Specifically, the supporters noted beneficiaries with pre-existing conditions, low- and middle-income families, those who would be affected by a lifetime insurance limit, and young people under the age of 26 who are still on their parents’ health plan.

“As we indicate in our brief, returning this case to the district court on remand only delays what Congress has unmistakably indicated through its actions: that the ACA should continue in operation despite its zeroing out of the mandate,” Matt Eyles, president and chief executive officer of America’s Health Insurance Plans (AHIP), said in a statement before the decision was announced. 

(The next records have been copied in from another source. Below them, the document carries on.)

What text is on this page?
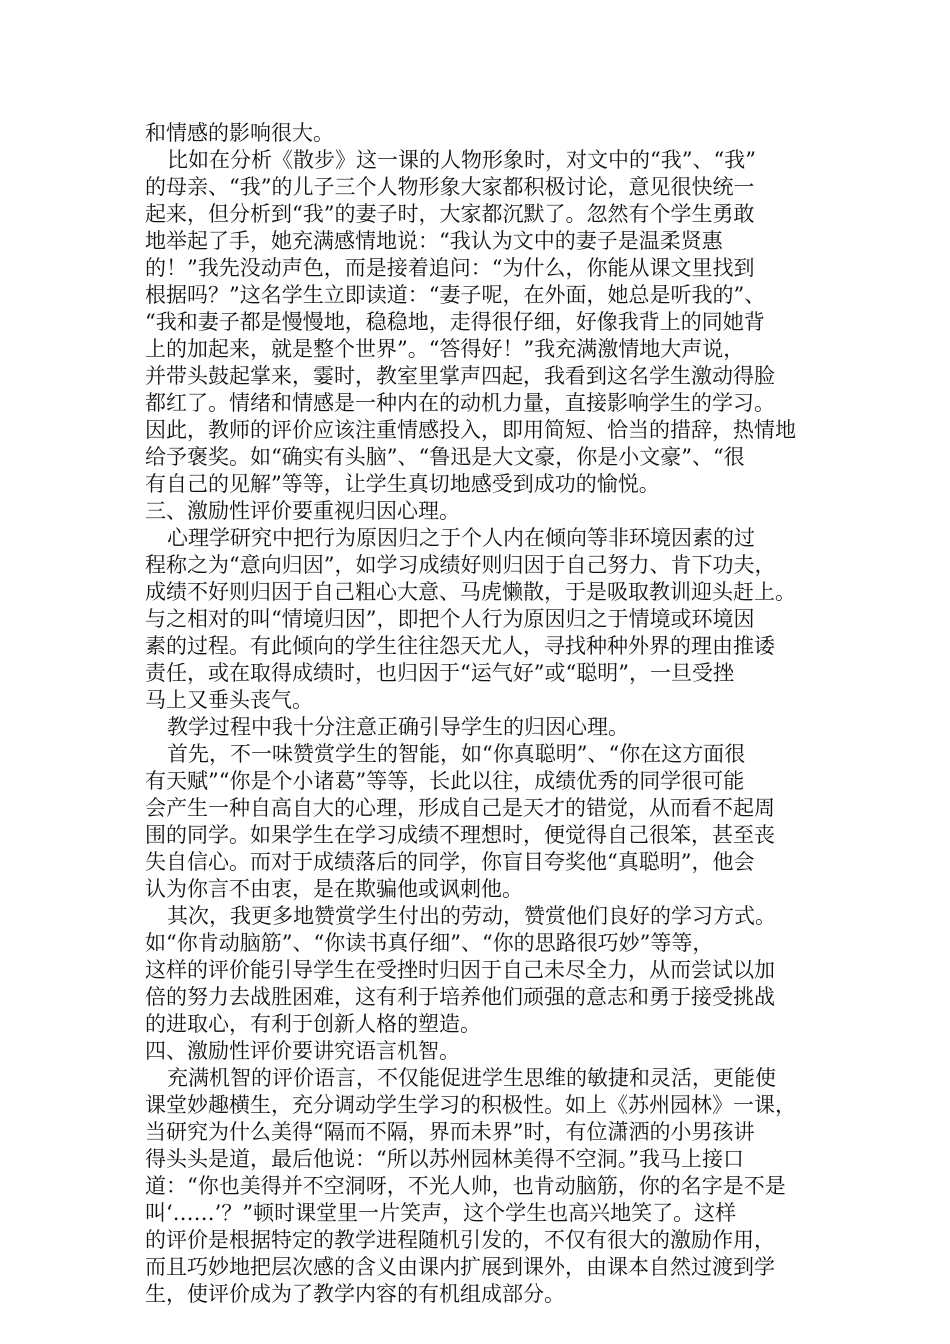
和情感的影响很大。
比如在分析《散步》这一课的人物形象时，对文中的“我”、“我”
的母亲、“我”的儿子三个人物形象大家都积极讨论，意见很快统一
起来，但分析到“我”的妻子时，大家都沉默了。忽然有个学生勇敢
地举起了手，她充满感情地说：“我认为文中的妻子是温柔贤惠
的！”我先没动声色，而是接着追问：“为什么，你能从课文里找到
根据吗？”这名学生立即读道：“妻子呢，在外面，她总是听我的”、
“我和妻子都是慢慢地，稳稳地，走得很仔细，好像我背上的同她背
上的加起来，就是整个世界”。“答得好！”我充满激情地大声说，
并带头鼓起掌来，霎时，教室里掌声四起，我看到这名学生激动得脸
都红了。情绪和情感是一种内在的动机力量，直接影响学生的学习。
因此，教师的评价应该注重情感投入，即用简短、恰当的措辞，热情地
给予褒奖。如“确实有头脑”、“鲁迅是大文豪，你是小文豪”、“很
有自己的见解”等等，让学生真切地感受到成功的愉悦。
三、激励性评价要重视归因心理。
心理学研究中把行为原因归之于个人内在倾向等非环境因素的过
程称之为“意向归因”，如学习成绩好则归因于自己努力、肯下功夫，
成绩不好则归因于自己粗心大意、马虎懒散，于是吸取教训迎头赶上。
与之相对的叫“情境归因”，即把个人行为原因归之于情境或环境因
素的过程。有此倾向的学生往往怨天尤人，寻找种种外界的理由推诿
责任，或在取得成绩时，也归因于“运气好”或“聪明”，一旦受挫
马上又垂头丧气。
教学过程中我十分注意正确引导学生的归因心理。
首先，不一味赞赏学生的智能，如“你真聪明”、“你在这方面很
有天赋”“你是个小诸葛”等等，长此以往，成绩优秀的同学很可能
会产生一种自高自大的心理，形成自己是天才的错觉，从而看不起周
围的同学。如果学生在学习成绩不理想时，便觉得自己很笨，甚至丧
失自信心。而对于成绩落后的同学，你盲目夸奖他“真聪明”，他会
认为你言不由衷，是在欺骗他或讽刺他。
其次，我更多地赞赏学生付出的劳动，赞赏他们良好的学习方式。
如“你肯动脑筋”、“你读书真仔细”、“你的思路很巧妙”等等，
这样的评价能引导学生在受挫时归因于自己未尽全力，从而尝试以加
倍的努力去战胜困难，这有利于培养他们顽强的意志和勇于接受挑战
的进取心，有利于创新人格的塑造。
四、激励性评价要讲究语言机智。
充满机智的评价语言，不仅能促进学生思维的敏捷和灵活，更能使
课堂妙趣横生，充分调动学生学习的积极性。如上《苏州园林》一课，
当研究为什么美得“隔而不隔，界而未界”时，有位潇洒的小男孩讲
得头头是道，最后他说：“所以苏州园林美得不空洞。”我马上接口
道：“你也美得并不空洞呀，不光人帅，也肯动脑筋，你的名字是不是
叫‘……’？”顿时课堂里一片笑声，这个学生也高兴地笑了。这样
的评价是根据特定的教学进程随机引发的，不仅有很大的激励作用，
而且巧妙地把层次感的含义由课内扩展到课外，由课本自然过渡到学
生，使评价成为了教学内容的有机组成部分。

“The district court’s original decision to invalidate the entire ACA was misguided and wrong. We urge the Supreme Court to grant certiorari and remove the overhanging legal uncertainty that undermines the stability of coverage for nearly 300 million Americans, and that inhibits greater and faster progress to improve coverage and care for everyone.”

In its amicus brief, AHIP noted that to rule the ACA as unconstitutional would disrupt the healthcare industry because of the ACA’s scale and scope and its connections to the individual health insurance market, group health insurance market, Medicaid, and Medicare.

Instead, however, the Court decided not to expedite the plan.

“The Fifth Circuit’s decision itself does not warrant immediate review because it did not definitively resolve any question of practical consequence,” argued the solicitor general Noel Francisco. “To be sure, lower-court decisions holding federal statutes invalid often do warrant this Court’s review. But here the Fifth Circuit held that the mandate is unconstitutional precisely because it is no longer backed by the only original consequence (a monetary obligation) for noncompliance.”

Essentially, the solicitor general said that the constitutionality of the ACA was not yet the issue at hand and, therefore, those pushing an expedited process could not rush to defend the ACA when it was not yet officially under attack.

As a result, the case will continue as planned to lower courts. The case could remain there for years.